Tech confronts impact of coronavirus

Major American tech companies are facing a new challenge as they grapple with the outbreak of the coronavirus in China.

In recent days, tech companies have closed stores and offices, restricted executives and workers from traveling to the country and warned about the potential effects on their supply chains.

The pneumonia-like disease has infected at least 17,000 people and has led to 300 deaths, all but one of which have been in China.

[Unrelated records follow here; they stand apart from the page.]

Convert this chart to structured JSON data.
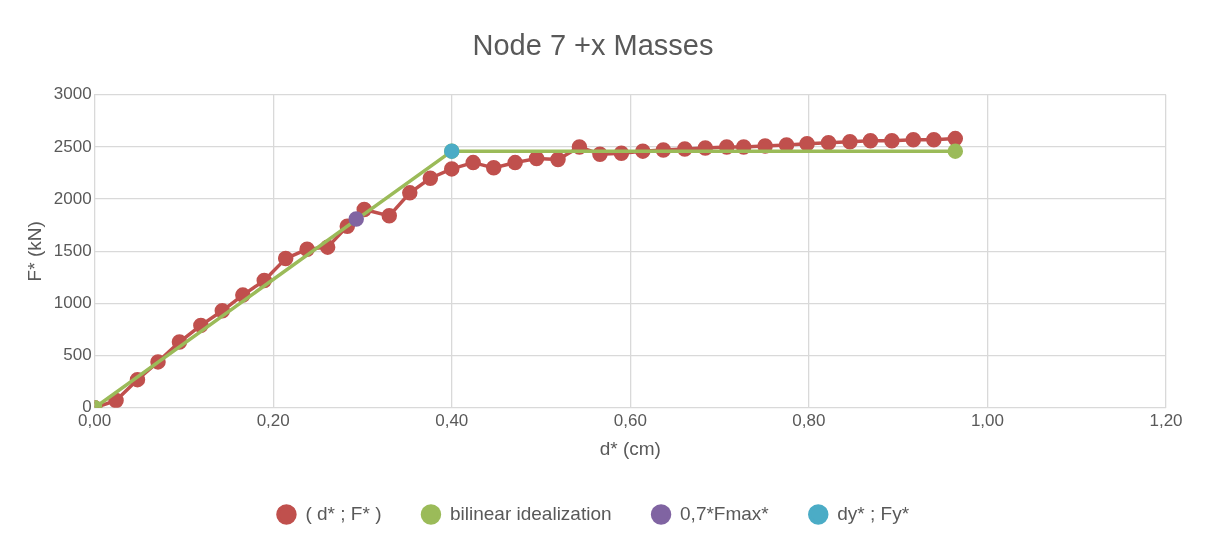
{
  "chart_data": {
    "type": "scatter",
    "title": "Node 7 +x Masses",
    "xlabel": "d* (cm)",
    "ylabel": "F* (kN)",
    "xlim": [
      0,
      1.2
    ],
    "xticks": [
      {
        "value": 0,
        "label": "0,00"
      },
      {
        "value": 0.2,
        "label": "0,20"
      },
      {
        "value": 0.4,
        "label": "0,40"
      },
      {
        "value": 0.6,
        "label": "0,60"
      },
      {
        "value": 0.8,
        "label": "0,80"
      },
      {
        "value": 1,
        "label": "1,00"
      },
      {
        "value": 1.2,
        "label": "1,20"
      }
    ],
    "ylim": [
      0,
      3000
    ],
    "yticks": [
      0,
      500,
      1000,
      1500,
      2000,
      2500,
      3000
    ],
    "grid": true,
    "legend": "bottom",
    "marker": "circle",
    "line_style": "solid",
    "series": [
      {
        "name": "( d* ; F* )",
        "type": "line",
        "color": "#c0504d",
        "x": [
          0,
          0.024,
          0.048,
          0.071,
          0.095,
          0.119,
          0.143,
          0.166,
          0.19,
          0.214,
          0.238,
          0.261,
          0.283,
          0.302,
          0.33,
          0.353,
          0.376,
          0.4,
          0.424,
          0.447,
          0.471,
          0.495,
          0.519,
          0.543,
          0.566,
          0.59,
          0.614,
          0.637,
          0.661,
          0.684,
          0.708,
          0.727,
          0.751,
          0.775,
          0.798,
          0.822,
          0.846,
          0.869,
          0.893,
          0.917,
          0.94,
          0.964
        ],
        "values": [
          0,
          70,
          270,
          440,
          630,
          790,
          930,
          1080,
          1220,
          1430,
          1520,
          1540,
          1740,
          1900,
          1840,
          2060,
          2200,
          2290,
          2350,
          2300,
          2350,
          2390,
          2380,
          2500,
          2430,
          2440,
          2460,
          2470,
          2480,
          2490,
          2500,
          2500,
          2510,
          2520,
          2530,
          2540,
          2550,
          2560,
          2560,
          2570,
          2570,
          2580
        ]
      },
      {
        "name": "bilinear idealization",
        "type": "line",
        "color": "#9bbb59",
        "x": [
          0,
          0.4,
          0.964
        ],
        "values": [
          0,
          2460,
          2460
        ]
      },
      {
        "name": "0,7*Fmax*",
        "type": "line",
        "color": "#8064a2",
        "x": [
          0.293
        ],
        "values": [
          1810
        ]
      },
      {
        "name": "dy* ; Fy*",
        "type": "line",
        "color": "#4bacc6",
        "x": [
          0.4
        ],
        "values": [
          2460
        ]
      }
    ]
  }
}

The rapid spread of the disease has already had economic repercussions in China, where stocks dropped 8 percent Monday after markets reopened for the first trading session since Jan. 23.

Experts have warned that the outbreak in the world’s most populous country and an economic superpower could threaten global growth this year.

But the effects could be particularly felt by the U.S. tech industry, which has depended on China both as a major market for its goods and as a critical supplier of components for a number of consumer products.

Financial analysts at Goldman Sachs on Monday predicted Chinese gross domestic product growth would drop 1.6 percentage points compared to first quarter last year, which they estimate would slow growth 1 percentage point globally over the same period.

Producers of smartphones and other consumer electronics could face steeper hits from the loss of revenue and productivity, according to the firm’s equity research team. Beyond the factories in Wuhan, where the disease originated, manufacturing throughout China could be affected. The outbreak coincided with the Chinese Lunar New Year, which sees millions traveling throughout the country.